Bir başka çok önemli nokta, olay sonrasında basının takındığı tavırdı. Basında tren makinisti ve olay yerine giden polislerle hiç bir röportaj yayınlanmadı. Hatta yapılan dini ayinde psikolojik durumundan dolayı makinist için de dua edildi.
Hiç bir muhabir raylara çıkarak 'işte tren Enke'ye tam bu noktada çarptı ve metrelerce sürükledi' şeklinde bir haber yapayım çabasına girmedi.
Cenaze töreninde medyanın varlığı hiç hissedilmedi.

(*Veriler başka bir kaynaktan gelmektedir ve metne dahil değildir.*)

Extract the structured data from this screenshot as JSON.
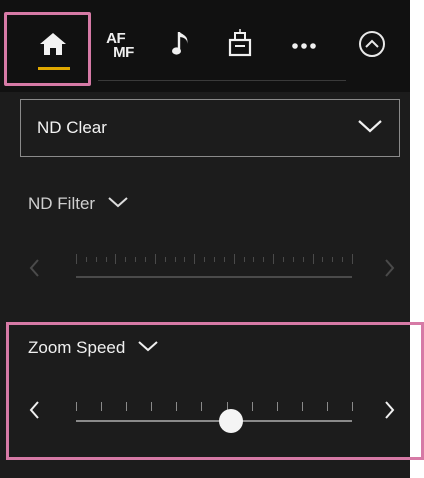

Kimse ile röportaj yapılıp olay ajite edilmeye çalışılmadı.
Daha önce depresyon tedavisi gören ve kliniğe yatarak tedavi görmüş  Bayernli eski futbolcu Sebastian Deissler ile kimse röportaj yapıp yayınlamadı.
Yıllar önce Beşiktaş futbolcusu Oktay Derelioğlu'nun eşinin intiharını ve akabinde yaşananları hatırlıyoruz. Ülkemizde yaşanan bir çok trajedide medyanın büyük bölümünün takındığı tavırlar hepimizin malumu.
Bir taraf yanlış yapıyor. Ya Almanlar yada biz.
Kimin yanlış yaptığının kararını da bu satırları okuduktan sonra artık sizler verin.